In Michigan in particular, Stabenow, who’s held various offices since 1975, loomed large among her colleagues.
“We all thought she was running,” one former state legislator said in a text to ABC News. “She was unbeatable. A total beast in the state.”
The Democratic Senatorial Campaign Committee (DSCC) contended that it would still be able to defend Michigan without Stabenow in the race.
“In 2022 Michigan Democrats won resounding statewide victories, and we are confident Democrats will hold this Senate seat in 2024,” DSCC spokesman David Bergstein said in a statement.
Among those Republicans who could launch a Senate bid in two years are former Rep. Peter Meijer, who lost his primary last year to a Trump-backed challenger; incoming Rep. John James, who previously lost two Senate bids; Tudor Dixon, who lost her challenge to Whitmer; former state Attorney General Bill Schuette and more.

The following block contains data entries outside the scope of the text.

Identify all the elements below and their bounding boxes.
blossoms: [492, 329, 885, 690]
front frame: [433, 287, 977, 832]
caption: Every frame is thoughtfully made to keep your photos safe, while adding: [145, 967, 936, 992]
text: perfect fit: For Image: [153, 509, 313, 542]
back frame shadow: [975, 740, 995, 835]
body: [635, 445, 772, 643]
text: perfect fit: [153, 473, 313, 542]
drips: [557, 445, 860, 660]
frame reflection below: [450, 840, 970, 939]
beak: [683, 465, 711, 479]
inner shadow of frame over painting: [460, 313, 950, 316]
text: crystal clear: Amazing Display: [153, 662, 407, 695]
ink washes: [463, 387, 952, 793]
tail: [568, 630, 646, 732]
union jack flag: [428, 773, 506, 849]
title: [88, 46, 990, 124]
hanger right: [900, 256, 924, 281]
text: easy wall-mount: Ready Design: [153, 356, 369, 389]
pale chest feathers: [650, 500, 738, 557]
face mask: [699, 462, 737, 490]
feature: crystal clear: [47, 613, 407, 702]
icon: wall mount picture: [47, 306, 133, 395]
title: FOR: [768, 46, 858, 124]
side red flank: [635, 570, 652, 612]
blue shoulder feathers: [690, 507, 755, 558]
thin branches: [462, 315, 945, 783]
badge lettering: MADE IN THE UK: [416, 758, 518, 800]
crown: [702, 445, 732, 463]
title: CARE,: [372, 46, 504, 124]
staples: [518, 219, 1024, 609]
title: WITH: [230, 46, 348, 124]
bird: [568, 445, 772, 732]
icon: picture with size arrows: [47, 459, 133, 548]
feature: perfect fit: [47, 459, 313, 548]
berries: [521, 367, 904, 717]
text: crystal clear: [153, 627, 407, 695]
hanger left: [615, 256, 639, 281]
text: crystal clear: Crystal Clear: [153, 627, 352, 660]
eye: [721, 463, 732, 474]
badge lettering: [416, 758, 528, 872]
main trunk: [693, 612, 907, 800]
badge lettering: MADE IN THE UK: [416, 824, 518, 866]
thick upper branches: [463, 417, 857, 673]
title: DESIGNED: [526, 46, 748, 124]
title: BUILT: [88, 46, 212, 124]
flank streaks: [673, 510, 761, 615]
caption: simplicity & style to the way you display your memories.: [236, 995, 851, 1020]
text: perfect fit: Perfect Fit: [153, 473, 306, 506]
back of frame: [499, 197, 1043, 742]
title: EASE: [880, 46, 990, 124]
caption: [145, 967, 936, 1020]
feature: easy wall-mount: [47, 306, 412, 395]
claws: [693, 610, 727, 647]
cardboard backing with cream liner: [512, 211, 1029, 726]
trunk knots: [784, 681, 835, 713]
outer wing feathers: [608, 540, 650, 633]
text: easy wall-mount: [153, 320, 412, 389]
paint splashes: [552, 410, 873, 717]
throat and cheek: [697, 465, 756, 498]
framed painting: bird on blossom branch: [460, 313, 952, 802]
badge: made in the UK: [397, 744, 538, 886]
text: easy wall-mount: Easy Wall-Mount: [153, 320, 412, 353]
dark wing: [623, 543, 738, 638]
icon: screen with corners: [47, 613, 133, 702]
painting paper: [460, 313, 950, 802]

“We are going to aggressively target this seat in 2024. This could be the first of many Senate Democrats who decide to retire rather than lose,” National Republican Senatorial Committee Communications Director Mike Berg said in a statement.
Republicans could face a messy primary depending who in their party runs for the Senate, given that some conservatives in the state are close allies of former President Donald Trump — and some, like Meijer, have vocally opposed him.
“Great opportunity. Tough state,” tweeted Steven Law, the head of Senate Leadership Fund, Senate Republicans’ top super PAC. “Needed: a candidate who can raise money, unite the party and appeal to GOP-leaning Independents.”